Investigators have also begun to investigate the effects of parental monitoring as a specific type of parental involvement [10
]. Higher levels of parental monitoring, or knowledge of the child’s diabetes-specific behavior (eg, how often a child checks his/her blood sugar, how often a child skips an insulin shot or bolus), have been linked with better adherence and glycemic control [10
]. It is important to note, however, that the child’s willingness to share information (ie, disclosure) allows for increased parental monitoring. For example, if a child is having problems with treatment management, he/she may avoid talking about it or misrepresent information related to diabetes management. Conversely, if the child perceives the parent as warm and accepting, he/she may be more likely to disclose information about diabetes care [12
]. Ways to promote disclosure and increase parental monitoring, therefore, may be the target of future research and interventions.
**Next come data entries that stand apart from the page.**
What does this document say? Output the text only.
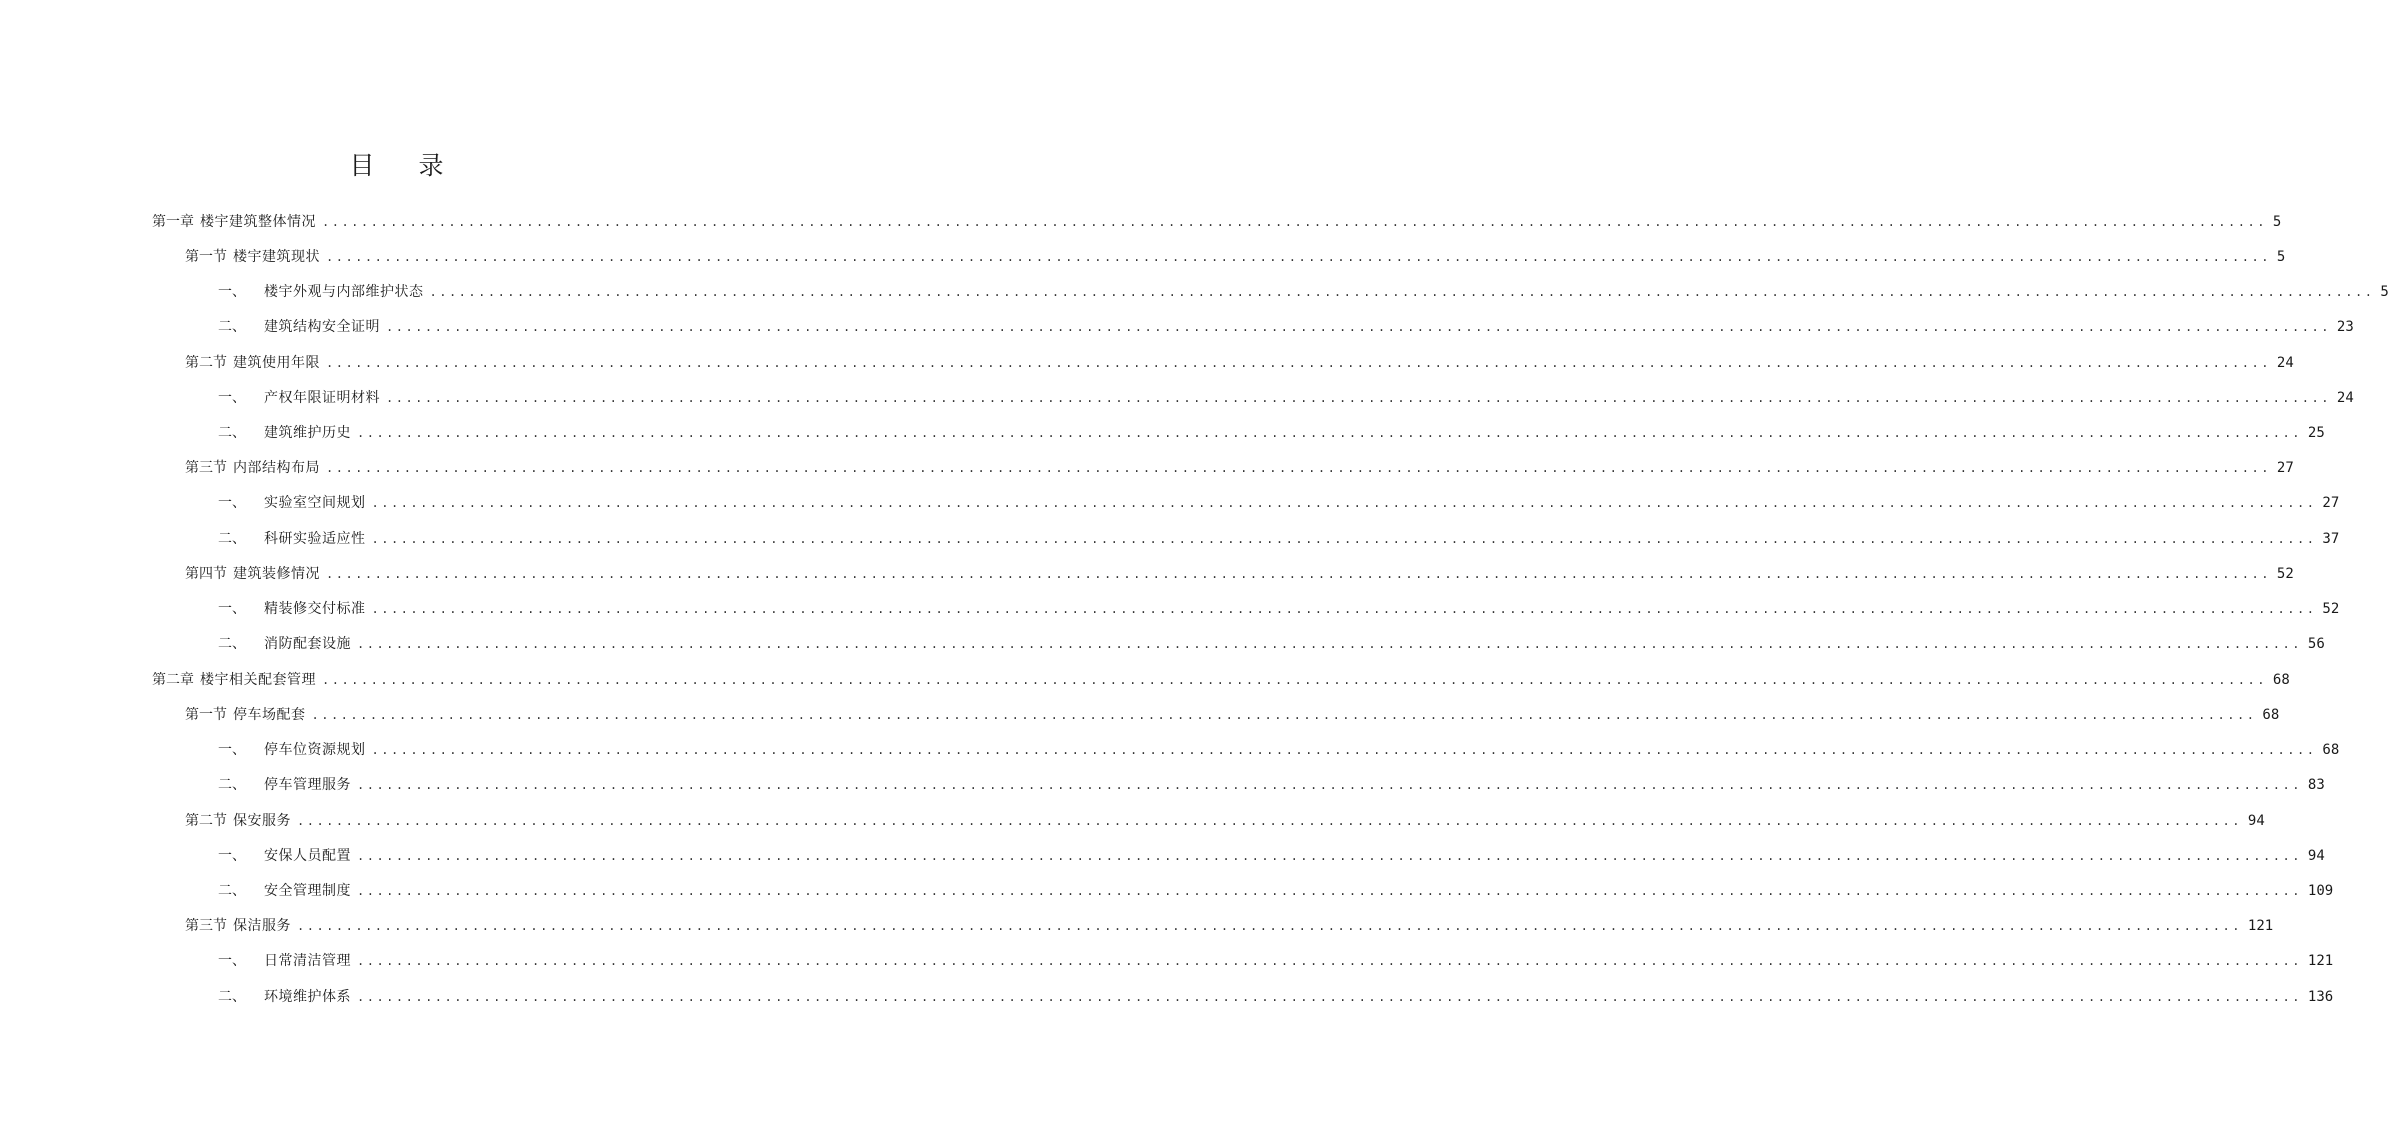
目 录
第一章 楼宇建筑整体情况 ........................................................................................................................................................................................................ 5
第一节 楼宇建筑现状 ........................................................................................................................................................................................................ 5
一、 楼宇外观与内部维护状态 ........................................................................................................................................................................................................ 5
二、 建筑结构安全证明 ........................................................................................................................................................................................................ 23
第二节 建筑使用年限 ........................................................................................................................................................................................................ 24
一、 产权年限证明材料 ........................................................................................................................................................................................................ 24
二、 建筑维护历史 ........................................................................................................................................................................................................ 25
第三节 内部结构布局 ........................................................................................................................................................................................................ 27
一、 实验室空间规划 ........................................................................................................................................................................................................ 27
二、 科研实验适应性 ........................................................................................................................................................................................................ 37
第四节 建筑装修情况 ........................................................................................................................................................................................................ 52
一、 精装修交付标准 ........................................................................................................................................................................................................ 52
二、 消防配套设施 ........................................................................................................................................................................................................ 56
第二章 楼宇相关配套管理 ........................................................................................................................................................................................................ 68
第一节 停车场配套 ........................................................................................................................................................................................................ 68
一、 停车位资源规划 ........................................................................................................................................................................................................ 68
二、 停车管理服务 ........................................................................................................................................................................................................ 83
第二节 保安服务 ........................................................................................................................................................................................................ 94
一、 安保人员配置 ........................................................................................................................................................................................................ 94
二、 安全管理制度 ........................................................................................................................................................................................................ 109
第三节 保洁服务 ........................................................................................................................................................................................................ 121
一、 日常清洁管理 ........................................................................................................................................................................................................ 121
二、 环境维护体系 ........................................................................................................................................................................................................ 136
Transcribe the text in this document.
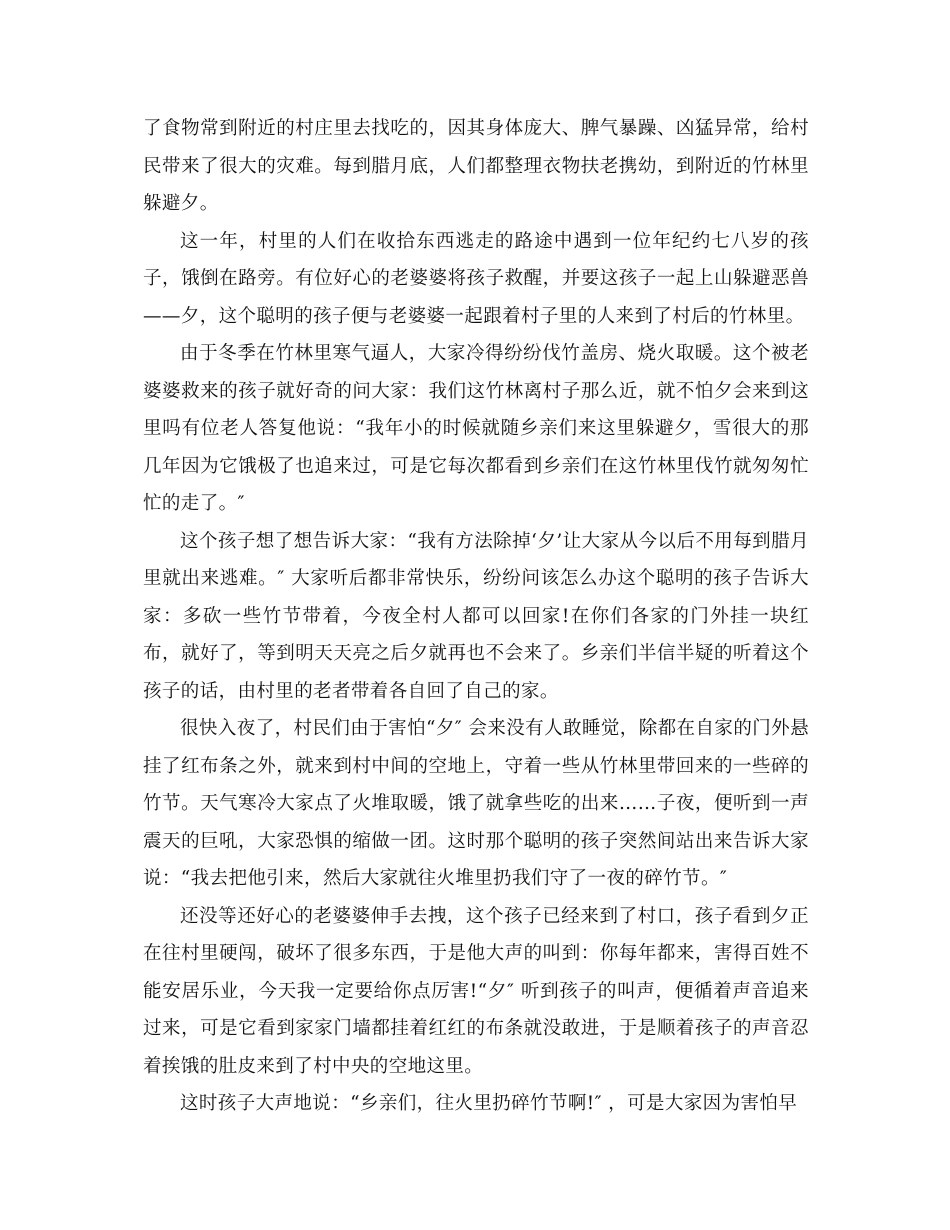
了食物常到附近的村庄里去找吃的，因其身体庞大、脾气暴躁、凶猛异常，给村民带来了很大的灾难。每到腊月底，人们都整理衣物扶老携幼，到附近的竹林里躲避夕。

这一年，村里的人们在收拾东西逃走的路途中遇到一位年纪约七八岁的孩子，饿倒在路旁。有位好心的老婆婆将孩子救醒，并要这孩子一起上山躲避恶兽——夕，这个聪明的孩子便与老婆婆一起跟着村子里的人来到了村后的竹林里。

由于冬季在竹林里寒气逼人，大家冷得纷纷伐竹盖房、烧火取暖。这个被老婆婆救来的孩子就好奇的问大家：我们这竹林离村子那么近，就不怕夕会来到这里吗有位老人答复他说：“我年小的时候就随乡亲们来这里躲避夕，雪很大的那几年因为它饿极了也追来过，可是它每次都看到乡亲们在这竹林里伐竹就匆匆忙忙的走了。″

这个孩子想了想告诉大家：“我有方法除掉‘夕’让大家从今以后不用每到腊月里就出来逃难。″ 大家听后都非常快乐，纷纷问该怎么办这个聪明的孩子告诉大家：多砍一些竹节带着，今夜全村人都可以回家!在你们各家的门外挂一块红布，就好了，等到明天天亮之后夕就再也不会来了。乡亲们半信半疑的听着这个孩子的话，由村里的老者带着各自回了自己的家。

很快入夜了，村民们由于害怕“夕″ 会来没有人敢睡觉，除都在自家的门外悬挂了红布条之外，就来到村中间的空地上，守着一些从竹林里带回来的一些碎的竹节。天气寒冷大家点了火堆取暖，饿了就拿些吃的出来……子夜，便听到一声震天的巨吼，大家恐惧的缩做一团。这时那个聪明的孩子突然间站出来告诉大家说：“我去把他引来，然后大家就往火堆里扔我们守了一夜的碎竹节。″

还没等还好心的老婆婆伸手去拽，这个孩子已经来到了村口，孩子看到夕正在往村里硬闯，破坏了很多东西，于是他大声的叫到：你每年都来，害得百姓不能安居乐业，今天我一定要给你点厉害!“夕″ 听到孩子的叫声，便循着声音追来过来，可是它看到家家门墙都挂着红红的布条就没敢进，于是顺着孩子的声音忍着挨饿的肚皮来到了村中央的空地这里。

这时孩子大声地说：“乡亲们，往火里扔碎竹节啊!″ ，可是大家因为害怕早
Although the majority of studies on parental involvement have focused on mothers’ role as the primary caregiver, researchers have begun to examine the unique role that fathers play in diabetes management. Research suggests that when fathers are highly involved in care for chronically ill children, the decline in treatment adherence typically seen during adolescence no longer occurs [13
]. For example, one study found that fathers’ (but not mothers’) monitoring of diabetes tasks was directly related to glycemic control in adolescents [12
]. The effect of paternal monitoring on glycemic control appears to be mediated by improved adherence [11•
]. It is possible that fathers are not asked to step in and help mothers with diabetes treatment management until glycemic control begins to deteriorate. Further, paternal involvement in treatment management has been associated with better quality of life in adolescents (age 14 years and older), but not in younger children [13
]. There appears to be a distinct, important impact of paternal involvement in diabetes management. However, observational data indicate that fathers of adolescents with diabetes may be less energetic and responsive toward their children than fathers of adolescents without diabetes [14
], suggesting fathers may need encouragement to become actively involved before problems arise.